Sanctification says the Westminster Shorter Catechism (Q.35), is "the work of God's free grace, whereby we are renewed in the whole man after the image of God, and are enabled more and more to die unto sin, and live unto righteousness." The concept is not of sin being totally eradicated (that is to claim too much) or merely counteracted (that is to say too little), but of a divinely wrought character change freeing us from sinful habits and forming in us Christlike affections, dispositions, and virtues. - J.I. Packer, Concise Theology
Unlike regeneration, there is much Spirit-filled human effort involved in sanctification. On the one hand, "it is God who is at work in you, both to will and to work for His good pleasure" (Phil. 2:13). "On the other hand," we're commanded in 1 Tim. 4:7, "discipline yourself for the purposes of godliness." God uses means of grace to sanctify us, chief of which are the personal and corporate spiritual disciplines. In the personal realm, these include intake of God's Word, prayer, private worship, fasting, silence and solitude, etc. These are balanced by disciplines we practice with the church: public worship, hearing God's Word preached, observance of the ordinances, corporate prayer, fellowship, etc. And all along, our confidence is not in ourselves, but in God. As Paul put it, "For I am confident of this very thing, that He who began a good work in you will perfect it until the day of Christ Jesus" (Phil. 1:6). - Donald S. Whitney
In addition to the initial work of conviction, repentance, and regeneration, the Spirit provides for the believer's ongoing sanctification.
1. He indwells believers
At the moment of salvation the Holy Spirit takes up residence in the believer's heart.
a. Acts 2:38 -- Peter said, "Repent, and let each of you be baptized in the name of Jesus Christ for the forgiveness of your sins; and you shall receive the gift of the Holy Spirit."
b. 1 Corinthians 12:13 -- Paul said, "By one Spirit we were all baptized into one body... we were all made to drink of one Spirit."
c. Romans 8:9 Paul said, "You are not in the flesh but in the Spirit.... If anyone does not have the Spirit of Christ, he does not belong to Him."
d. 1 Corinthians 6:19 -- Paul said, "Your body is a temple of the Holy Spirit who is in you, whom you have from God."
2. He baptizes believers into the Body of Christ
The "Body of Christ" is a metaphor Paul used for the true church. Christ is its Head and individual believers are its various parts. Believers are placed into the Body of Christ at the moment of their salvation (1 Cor. 12:13).
3. He gives spiritual gifts to believers
Spiritual gifts are divine enablements for spiritual service such as preaching, teaching, governing, faith, helps, and many others. Each believer has a unique combination of gifts specially suited to him or her by the Holy Spirit. In that sense believers are like spiritual snowflakes no two are alike. Each has a unique and important role to play within the church.
4. He secures every believer's eternal inheritance
Ephesians 1:13 14 says, "You were sealed in Him with the Holy Spirit of promise, who is given as a pledge of our inheritance." The Greek word translated "sealed" speaks of authenticity an unbreakable promise. The Holy Spirit secures you for eternity.
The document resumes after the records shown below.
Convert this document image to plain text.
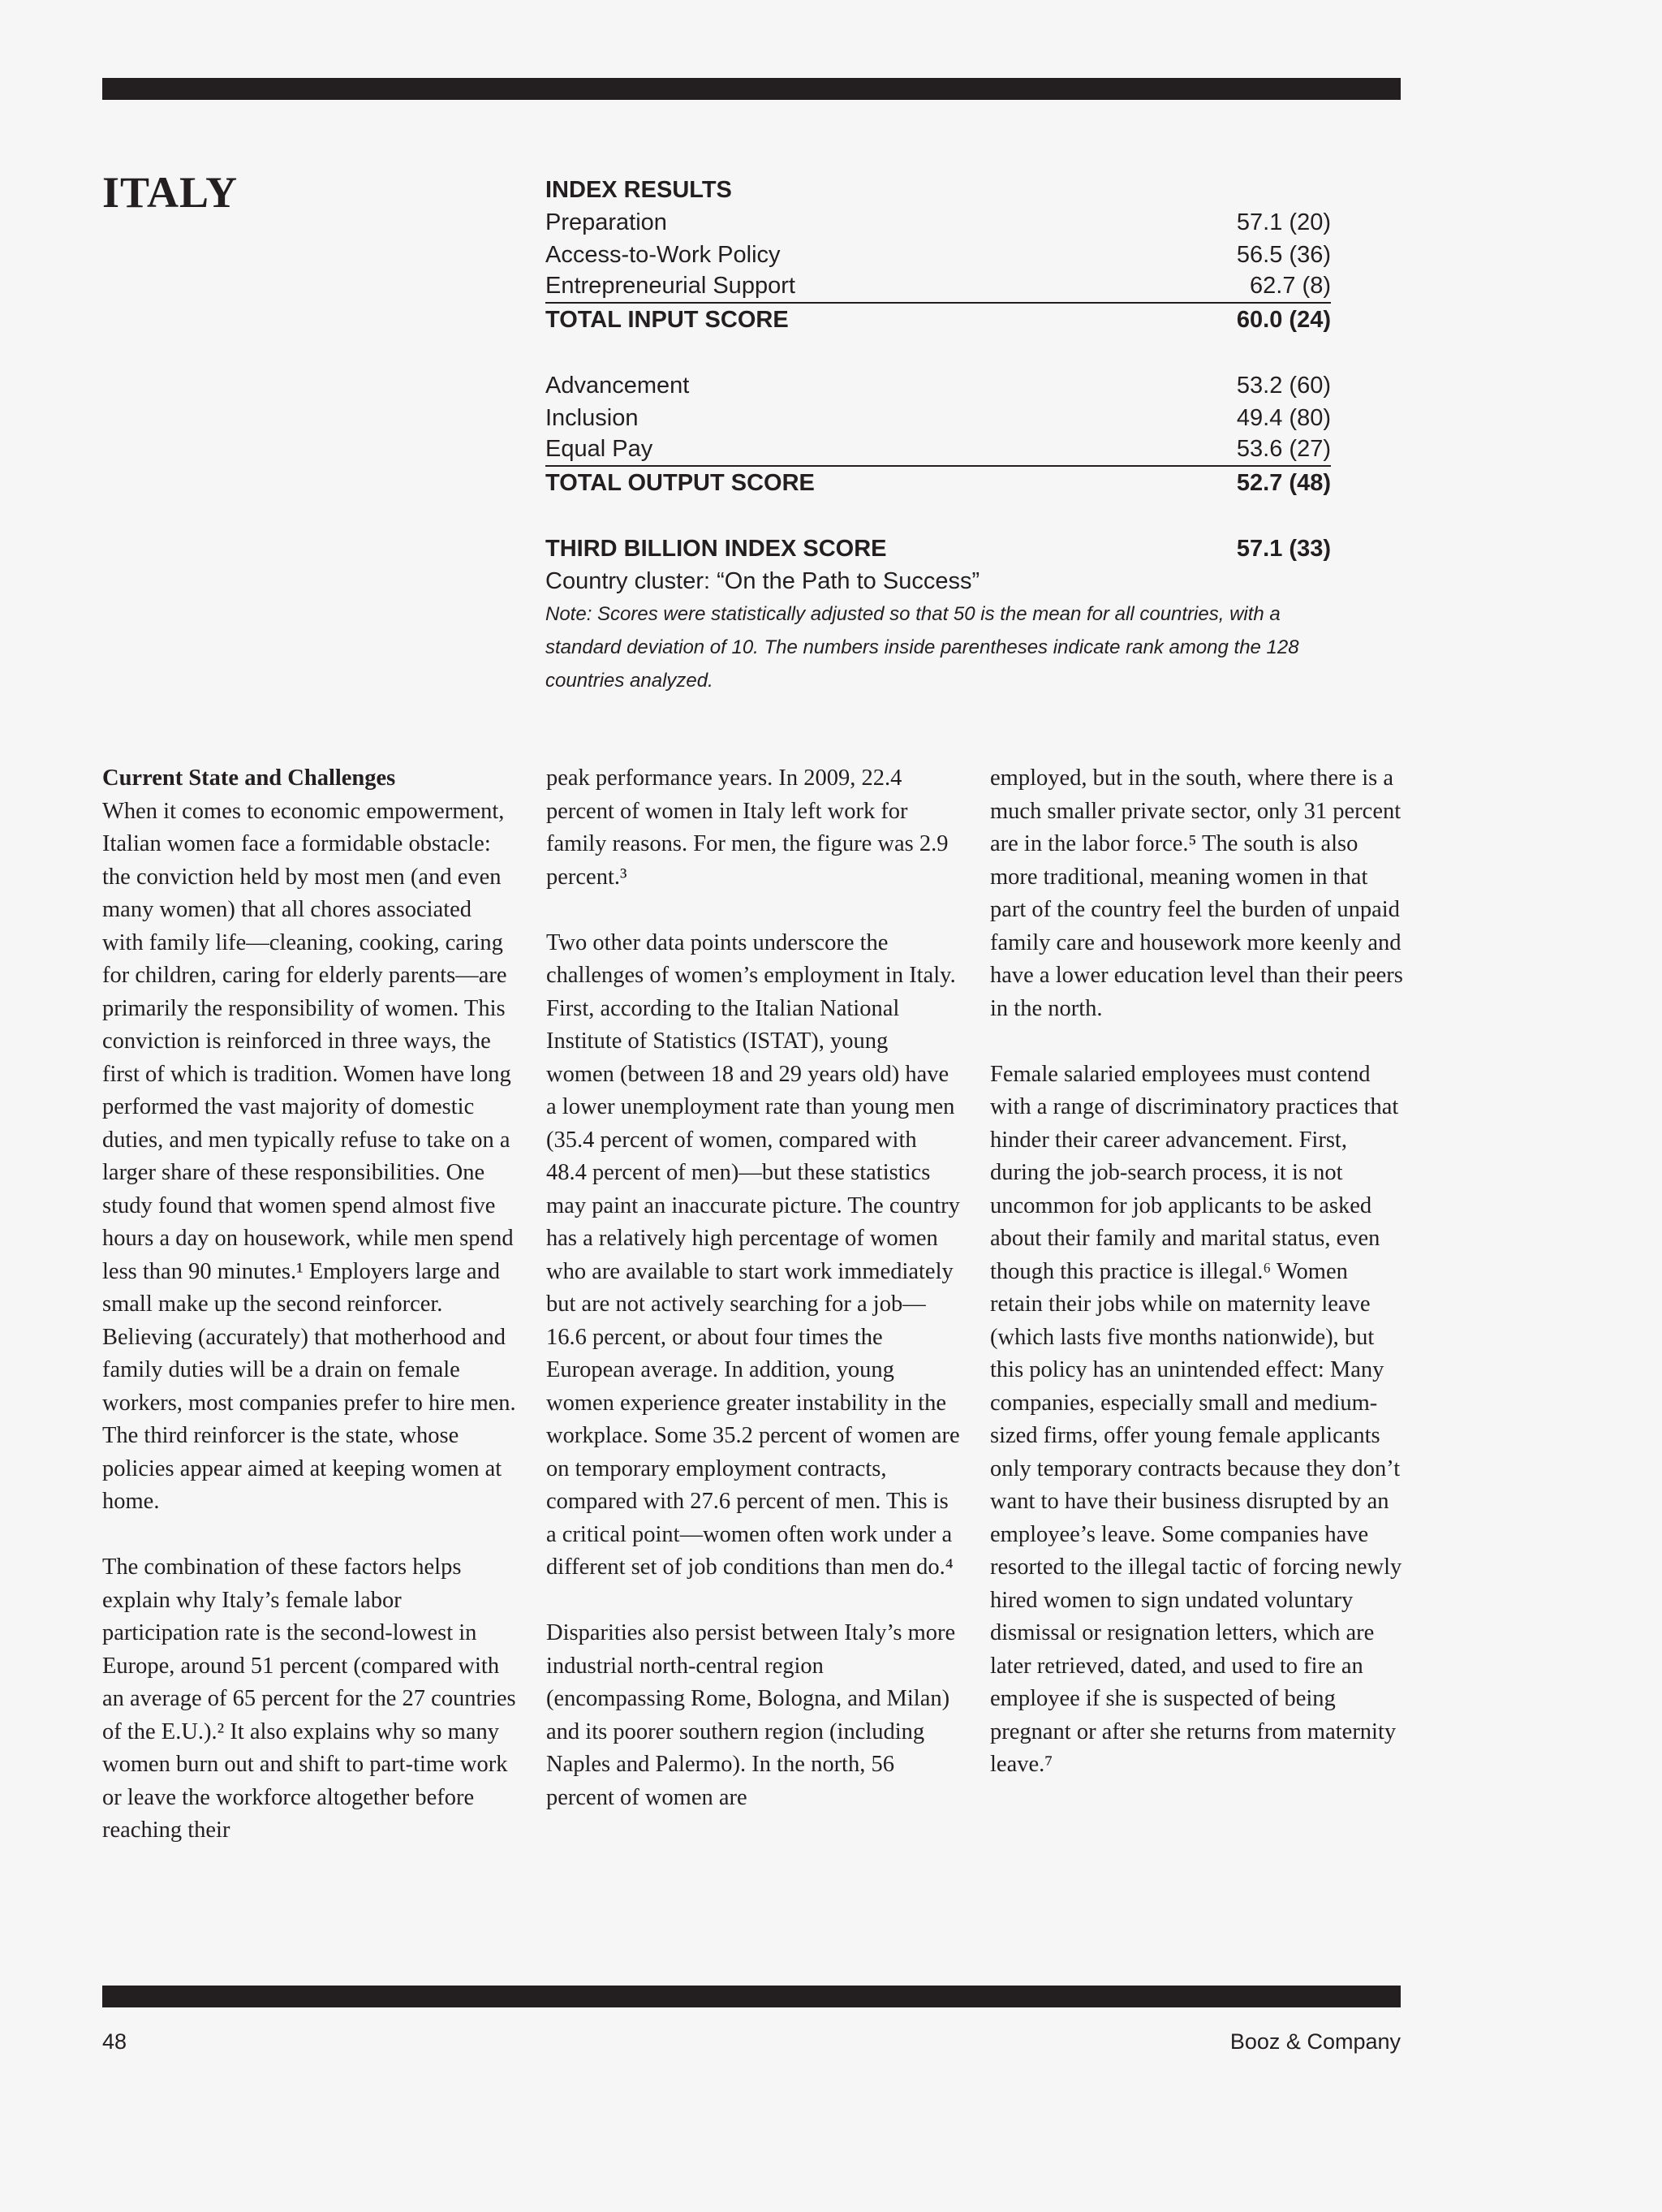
ITALY	INDEX RESULTS
Preparation	57.1 (20)
Access-to-Work Policy	56.5 (36)
Entrepreneurial Support	62.7 (8)
TOTAL INPUT SCORE	60.0 (24)
Advancement	53.2 (60)
Inclusion	49.4 (80)
Equal Pay	53.6 (27)
TOTAL OUTPUT SCORE	52.7 (48)
THIRD BILLION INDEX SCORE	57.1 (33)
Country cluster: “On the Path to Success”
Note: Scores were statistically adjusted so that 50 is the mean for all countries, with a standard deviation of 10. The numbers inside parentheses indicate rank among the 128 countries analyzed.

Current State and Challenges
When it comes to economic empowerment, Italian women face a formidable obstacle: the conviction held by most men (and even many women) that all chores associated with family life—cleaning, cooking, caring for children, caring for elderly parents—are primarily the responsibility of women. This conviction is reinforced in three ways, the first of which is tradition. Women have long performed the vast majority of domestic duties, and men typically refuse to take on a larger share of these responsibilities. One study found that women spend almost five hours a day on housework, while men spend less than 90 minutes.¹ Employers large and small make up the second reinforcer. Believing (accurately) that motherhood and family duties will be a drain on female workers, most companies prefer to hire men. The third reinforcer is the state, whose policies appear aimed at keeping women at home.

The combination of these factors helps explain why Italy’s female labor participation rate is the second-lowest in Europe, around 51 percent (compared with an average of 65 percent for the 27 countries of the E.U.).² It also explains why so many women burn out and shift to part-time work or leave the workforce altogether before reaching their

peak performance years. In 2009, 22.4 percent of women in Italy left work for family reasons. For men, the figure was 2.9 percent.³

Two other data points underscore the challenges of women’s employment in Italy. First, according to the Italian National Institute of Statistics (ISTAT), young women (between 18 and 29 years old) have a lower unemployment rate than young men (35.4 percent of women, compared with 48.4 percent of men)—but these statistics may paint an inaccurate picture. The country has a relatively high percentage of women who are available to start work immediately but are not actively searching for a job—16.6 percent, or about four times the European average. In addition, young women experience greater instability in the workplace. Some 35.2 percent of women are on temporary employment contracts, compared with 27.6 percent of men. This is a critical point—women often work under a different set of job conditions than men do.⁴

Disparities also persist between Italy’s more industrial north-central region (encompassing Rome, Bologna, and Milan) and its poorer southern region (including Naples and Palermo). In the north, 56 percent of women are

employed, but in the south, where there is a much smaller private sector, only 31 percent are in the labor force.⁵ The south is also more traditional, meaning women in that part of the country feel the burden of unpaid family care and housework more keenly and have a lower education level than their peers in the north.

Female salaried employees must contend with a range of discriminatory practices that hinder their career advancement. First, during the job-search process, it is not uncommon for job applicants to be asked about their family and marital status, even though this practice is illegal.⁶ Women retain their jobs while on maternity leave (which lasts five months nationwide), but this policy has an unintended effect: Many companies, especially small and medium-sized firms, offer young female applicants only temporary contracts because they don’t want to have their business disrupted by an employee’s leave. Some companies have resorted to the illegal tactic of forcing newly hired women to sign undated voluntary dismissal or resignation letters, which are later retrieved, dated, and used to fire an employee if she is suspected of being pregnant or after she returns from maternity leave.⁷

48	Booz & Company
The Greek word translated "pledge" (arrabon) speaks of a down payment that was made to secure a purchase. The moment you were saved, the Spirit of God became the down payment on God's final installment of your eternal glory. In modern Greek, arrabon [arrabon] includes the idea of an engagement ring. In that sense we can view the Holy Spirit as God's engagement ring a sign of His deep love and His guarantee to keep His promises.
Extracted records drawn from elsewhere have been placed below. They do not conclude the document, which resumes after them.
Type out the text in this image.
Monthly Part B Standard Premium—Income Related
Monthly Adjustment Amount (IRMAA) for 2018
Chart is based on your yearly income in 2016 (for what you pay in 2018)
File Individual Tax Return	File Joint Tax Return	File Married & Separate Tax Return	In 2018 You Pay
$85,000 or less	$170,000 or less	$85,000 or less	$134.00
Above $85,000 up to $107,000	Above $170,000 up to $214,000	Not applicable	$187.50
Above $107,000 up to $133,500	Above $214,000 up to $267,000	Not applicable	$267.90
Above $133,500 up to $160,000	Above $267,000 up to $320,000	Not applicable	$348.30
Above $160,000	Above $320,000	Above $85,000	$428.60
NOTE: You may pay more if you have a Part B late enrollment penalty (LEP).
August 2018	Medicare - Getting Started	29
5. He sanctifies believers
Second Thessalonians 2:13 says, "God has chosen you from the beginning for salvation through sanctification by the Spirit and faith in the truth." In that context "sanctification" means we have been set apart from sin and eternal death. That's a positional sanctification resulting from our standing as believers in Christ. Our practical sanctification comes as the Spirit does His transforming work within us day by day (2 Cor. 3:18).
The Christian life begins in the power of the Spirit and includes all those aspects of His supernatural work within us. That's why we should never attempt to reach spiritual maturity by human means apart from His power. Instead, we must understand and draw from the ongoing resources He provides for our sanctification.